Un día cerveza, otro whisky. Lo cierto es que el mandinga tenía razón,
el trabajo era bueno.
El octavo día de cónclave me llevé para comer un trozo de
queso de Cabrales, y una cazuela con entresijos que me había dado la noche
anterior un paisano que tenía un restaurante español en Roma, y una botella de
orujo. Me puse morado, y el orujo fue cayendo hasta desaparecer. Para rematar,
me eché al chaleco una pastillita que me habían pasado en un antro. Al final de
la tarde llevaba una cogorza tremenda. Medio amodorrado estaba cuando oí el
ruido de la estufa. Oí los dos porrazos en la pared, y me preparé para echar la
porquería. Entonces escuché el tercer golpe. Fumata blanca. Primero pensé que
era por la borrachera, pero no podía ser, lo había oído con claridad.
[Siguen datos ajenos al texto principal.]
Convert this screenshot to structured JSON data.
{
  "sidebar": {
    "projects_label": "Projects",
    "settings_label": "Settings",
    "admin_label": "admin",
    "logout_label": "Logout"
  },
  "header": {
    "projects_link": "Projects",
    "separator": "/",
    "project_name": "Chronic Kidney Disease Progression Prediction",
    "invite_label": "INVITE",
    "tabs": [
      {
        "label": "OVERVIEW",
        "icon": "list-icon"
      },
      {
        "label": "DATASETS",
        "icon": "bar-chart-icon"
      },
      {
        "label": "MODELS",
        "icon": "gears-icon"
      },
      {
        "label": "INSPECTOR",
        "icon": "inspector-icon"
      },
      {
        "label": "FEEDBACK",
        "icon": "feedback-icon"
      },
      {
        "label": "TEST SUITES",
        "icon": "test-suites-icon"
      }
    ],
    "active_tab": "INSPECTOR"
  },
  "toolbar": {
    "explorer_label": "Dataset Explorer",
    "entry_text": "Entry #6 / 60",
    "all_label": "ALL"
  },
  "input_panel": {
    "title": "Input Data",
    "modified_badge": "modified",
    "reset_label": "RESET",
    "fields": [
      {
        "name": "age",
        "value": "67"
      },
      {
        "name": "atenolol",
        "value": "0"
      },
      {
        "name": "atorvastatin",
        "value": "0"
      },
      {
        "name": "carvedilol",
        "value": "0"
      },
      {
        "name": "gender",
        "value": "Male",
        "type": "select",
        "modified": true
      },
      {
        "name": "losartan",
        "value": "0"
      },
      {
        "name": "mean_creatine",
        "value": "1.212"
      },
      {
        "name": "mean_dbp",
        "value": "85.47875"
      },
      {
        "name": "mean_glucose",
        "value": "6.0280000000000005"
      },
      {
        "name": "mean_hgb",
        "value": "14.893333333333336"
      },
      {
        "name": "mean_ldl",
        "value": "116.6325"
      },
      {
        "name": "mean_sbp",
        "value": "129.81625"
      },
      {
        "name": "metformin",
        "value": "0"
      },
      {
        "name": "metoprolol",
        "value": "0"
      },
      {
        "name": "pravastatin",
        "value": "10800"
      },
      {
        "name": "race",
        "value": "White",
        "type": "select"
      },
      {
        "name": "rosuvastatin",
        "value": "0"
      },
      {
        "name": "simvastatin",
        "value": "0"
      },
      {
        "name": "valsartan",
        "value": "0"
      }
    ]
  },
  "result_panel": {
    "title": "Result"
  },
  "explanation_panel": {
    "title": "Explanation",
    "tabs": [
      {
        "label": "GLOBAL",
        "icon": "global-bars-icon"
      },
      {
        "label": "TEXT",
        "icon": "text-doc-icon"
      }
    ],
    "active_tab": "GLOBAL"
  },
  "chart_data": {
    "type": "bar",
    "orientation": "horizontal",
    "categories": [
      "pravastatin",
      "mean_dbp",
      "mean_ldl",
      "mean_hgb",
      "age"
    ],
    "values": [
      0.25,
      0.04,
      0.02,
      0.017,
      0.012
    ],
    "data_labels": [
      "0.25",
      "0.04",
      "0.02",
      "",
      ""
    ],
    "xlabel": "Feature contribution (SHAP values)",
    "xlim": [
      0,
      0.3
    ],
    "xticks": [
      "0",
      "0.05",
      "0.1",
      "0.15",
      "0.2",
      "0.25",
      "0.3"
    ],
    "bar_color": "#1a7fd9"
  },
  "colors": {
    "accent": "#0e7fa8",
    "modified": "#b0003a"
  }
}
Le pegué un
puntapié a la bolsa de la basura, que se desparramó por toda la habitación.
Entonces fui consciente de mi responsabilidad, y de lo que tenía que hacer. Vacié
mi vejiga en la estufa. Aquello sí que olía mal, lo cual no era de extrañar,
considerando todo lo que había ingerido y que mi organismo tenía que
metabolizar.
Apenas había terminado la micción, cuando entró el
Poyales echo una furia.
- ¡Pero desgraciado, ¿qué has echado ahí?!
El mareo casi no me dejaba ni tenerme en pie, pero pude
asomarme un poco por la ventana y ver como por la chimenea salía un hermoso
humo de bonitos colores, mientras se oían en la plaza exclamaciones de “¡Miracolo,
miracolo!” y el mandinga seguía increpándome.